Expand comma-separated values.

{a,b,c}

Sequence of integers.

{start..end}
{start..end..step}

Sequence of characters.

{a..z}
{A..Z}

Combine with a prefix and/or suffix.

prefix{a,b,c}suffix

Nested braces are also supported.

{a,{b,c},d}

Expansion Patterns

ExpansionExample resultDescription
{a,b,c}a b cExpands comma-separated strings.
{1..5}1 2 3 4 5Expands a sequence of integers.
{1..10..2}1 3 5 7 9Expands integers with a step value.
{a..e}a b c d eExpands a sequence of alphabet characters.
file{1..3}.txtfile1.txt file2.txt file3.txtExpands with a prefix and suffix attached.
{01..05}01 02 03 04 05Expands with zero-padding.
{a,b}{1,2}a1 a2 b1 b2Combines multiple braces to generate all combinations.

Sample Code

Basic comma expansion.

echo {apple,banana,cherry}
apple banana cherry

Expanding a sequence of integers.

echo {1..5}
1 2 3 4 5

Expanding with a step value.

echo {0..20..5}
0 5 10 15 20

You can also expand in reverse order.

echo {5..1}
5 4 3 2 1

Expanding a sequence of alphabet characters.

echo {a..f}
a b c d e f

Useful for creating multiple files or directories at once.

touch report_{2023,2024,2025}.txt
ls report_*.txt
report_2023.txt  report_2024.txt  report_2025.txt
mkdir -p project/{src,tests,docs,build}
ls project/
build  docs  src  tests

The {,.bak} expansion trick creates a backup of a file.
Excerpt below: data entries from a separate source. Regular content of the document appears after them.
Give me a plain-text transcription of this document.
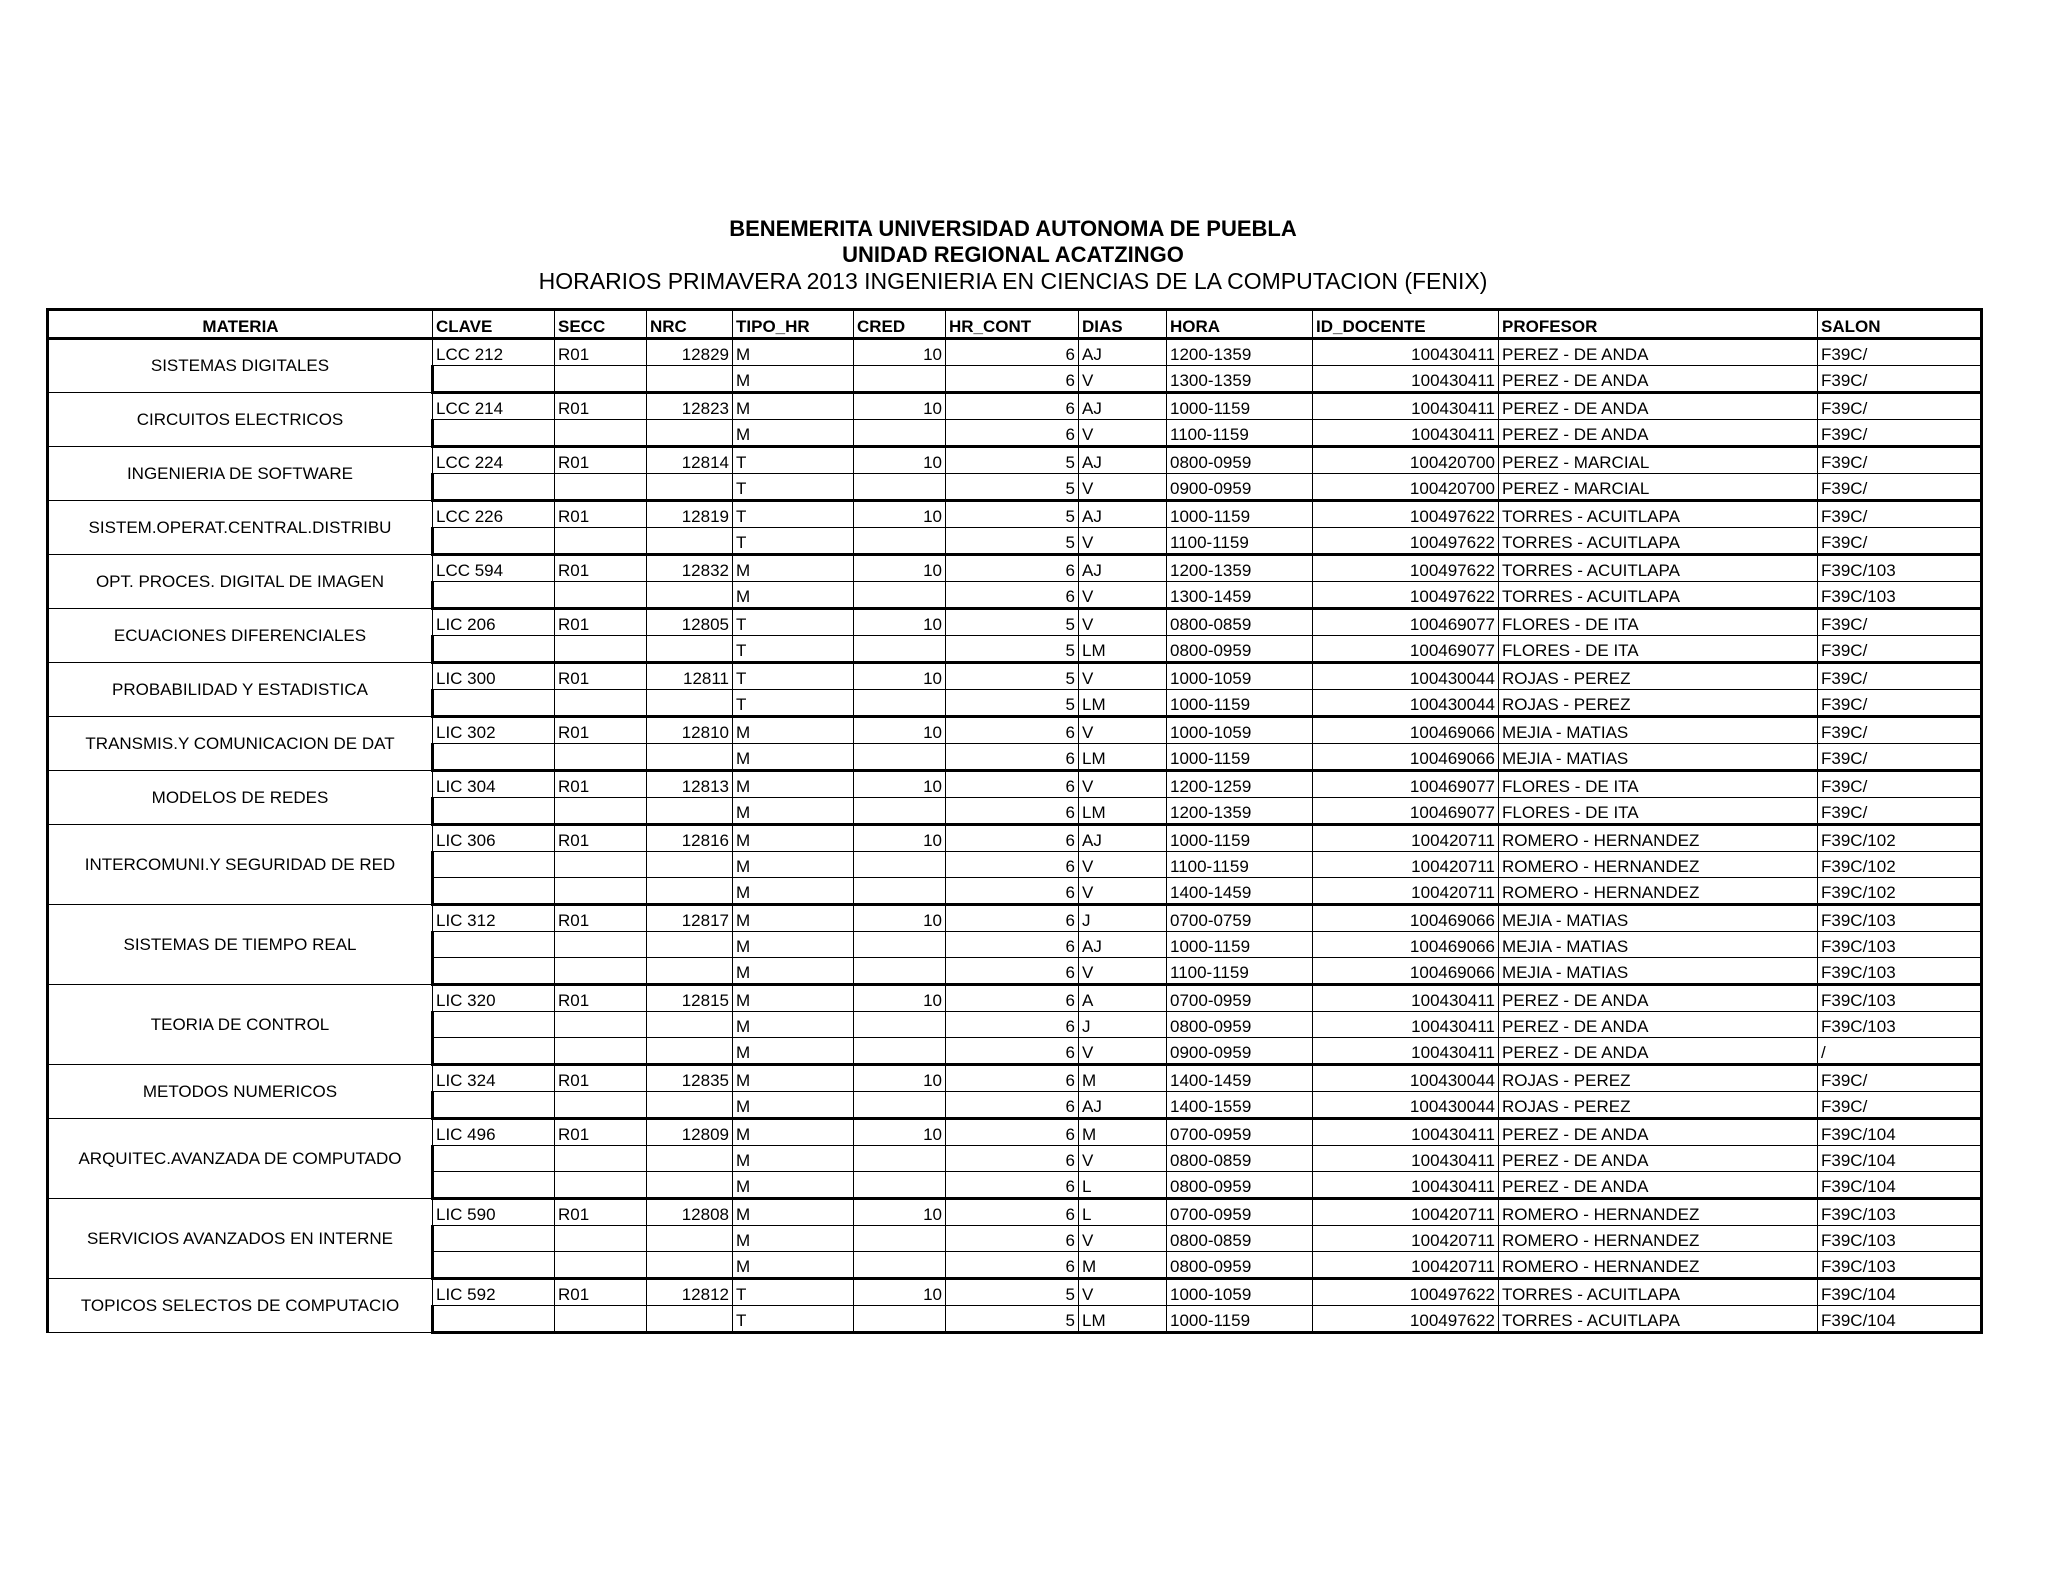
BENEMERITA UNIVERSIDAD AUTONOMA DE PUEBLA
UNIDAD REGIONAL ACATZINGO
HORARIOS PRIMAVERA 2013 INGENIERIA EN CIENCIAS DE LA COMPUTACION (FENIX)
MATERIA	CLAVE	SECC	NRC	TIPO_HR	CRED	HR_CONT	DIAS	HORA	ID_DOCENTE	PROFESOR	SALON
SISTEMAS DIGITALES	LCC 212	R01	12829	M	10	6	AJ	1200-1359	100430411	PEREZ - DE ANDA	F39C/
				M		6	V	1300-1359	100430411	PEREZ - DE ANDA	F39C/
CIRCUITOS ELECTRICOS	LCC 214	R01	12823	M	10	6	AJ	1000-1159	100430411	PEREZ - DE ANDA	F39C/
				M		6	V	1100-1159	100430411	PEREZ - DE ANDA	F39C/
INGENIERIA DE SOFTWARE	LCC 224	R01	12814	T	10	5	AJ	0800-0959	100420700	PEREZ - MARCIAL	F39C/
				T		5	V	0900-0959	100420700	PEREZ - MARCIAL	F39C/
SISTEM.OPERAT.CENTRAL.DISTRIBU	LCC 226	R01	12819	T	10	5	AJ	1000-1159	100497622	TORRES - ACUITLAPA	F39C/
				T		5	V	1100-1159	100497622	TORRES - ACUITLAPA	F39C/
OPT. PROCES. DIGITAL DE IMAGEN	LCC 594	R01	12832	M	10	6	AJ	1200-1359	100497622	TORRES - ACUITLAPA	F39C/103
				M		6	V	1300-1459	100497622	TORRES - ACUITLAPA	F39C/103
ECUACIONES DIFERENCIALES	LIC 206	R01	12805	T	10	5	V	0800-0859	100469077	FLORES - DE ITA	F39C/
				T		5	LM	0800-0959	100469077	FLORES - DE ITA	F39C/
PROBABILIDAD Y ESTADISTICA	LIC 300	R01	12811	T	10	5	V	1000-1059	100430044	ROJAS - PEREZ	F39C/
				T		5	LM	1000-1159	100430044	ROJAS - PEREZ	F39C/
TRANSMIS.Y COMUNICACION DE DAT	LIC 302	R01	12810	M	10	6	V	1000-1059	100469066	MEJIA - MATIAS	F39C/
				M		6	LM	1000-1159	100469066	MEJIA - MATIAS	F39C/
MODELOS DE REDES	LIC 304	R01	12813	M	10	6	V	1200-1259	100469077	FLORES - DE ITA	F39C/
				M		6	LM	1200-1359	100469077	FLORES - DE ITA	F39C/
INTERCOMUNI.Y SEGURIDAD DE RED	LIC 306	R01	12816	M	10	6	AJ	1000-1159	100420711	ROMERO - HERNANDEZ	F39C/102
				M		6	V	1100-1159	100420711	ROMERO - HERNANDEZ	F39C/102
				M		6	V	1400-1459	100420711	ROMERO - HERNANDEZ	F39C/102
SISTEMAS DE TIEMPO REAL	LIC 312	R01	12817	M	10	6	J	0700-0759	100469066	MEJIA - MATIAS	F39C/103
				M		6	AJ	1000-1159	100469066	MEJIA - MATIAS	F39C/103
				M		6	V	1100-1159	100469066	MEJIA - MATIAS	F39C/103
TEORIA DE CONTROL	LIC 320	R01	12815	M	10	6	A	0700-0959	100430411	PEREZ - DE ANDA	F39C/103
				M		6	J	0800-0959	100430411	PEREZ - DE ANDA	F39C/103
				M		6	V	0900-0959	100430411	PEREZ - DE ANDA	/
METODOS NUMERICOS	LIC 324	R01	12835	M	10	6	M	1400-1459	100430044	ROJAS - PEREZ	F39C/
				M		6	AJ	1400-1559	100430044	ROJAS - PEREZ	F39C/
ARQUITEC.AVANZADA DE COMPUTADO	LIC 496	R01	12809	M	10	6	M	0700-0959	100430411	PEREZ - DE ANDA	F39C/104
				M		6	V	0800-0859	100430411	PEREZ - DE ANDA	F39C/104
				M		6	L	0800-0959	100430411	PEREZ - DE ANDA	F39C/104
SERVICIOS AVANZADOS EN INTERNE	LIC 590	R01	12808	M	10	6	L	0700-0959	100420711	ROMERO - HERNANDEZ	F39C/103
				M		6	V	0800-0859	100420711	ROMERO - HERNANDEZ	F39C/103
				M		6	M	0800-0959	100420711	ROMERO - HERNANDEZ	F39C/103
TOPICOS SELECTOS DE COMPUTACIO	LIC 592	R01	12812	T	10	5	V	1000-1059	100497622	TORRES - ACUITLAPA	F39C/104
				T		5	LM	1000-1159	100497622	TORRES - ACUITLAPA	F39C/104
Because the first element is an empty string, this is equivalent to cp config.json config.json.bak.

cp config.json{,.bak}

Expanding with zero-padding.

echo {01..05}
01 02 03 04 05

Combining with a for loop.

deploy.sh
for env in {dev,staging,prod}; do
    echo "Deploying to: $env"
done
bash deploy.sh
Deploying to: dev
Deploying to: staging
Deploying to: prod

You can also enter a for loop directly in the terminal. After pressing Enter after do, a > prompt appears — this means the shell is waiting for more input. Enter done to execute.

for env in {dev,staging,prod}; do
    echo "Deploying to: $env"
done
Deploying to: dev
Deploying to: staging
Deploying to: prod

Combining multiple braces generates all combinations (the Cartesian product).

echo {A,B}{1,2,3}
A1 A2 A3 B1 B2 B3

Notes

Brace expansion is processed first in the shell's expansion order. Keep this in mind when using variables inside braces — for example, {1..$n} does not work, because variables are expanded after brace expansion. To use a variable as a range, use the $ seq command or a C-style loop inside a for loop.

The zero-width expansion trick, such as cp file{,.bak}, is handy for creating file backups. It works because the first element of {,} is an empty string.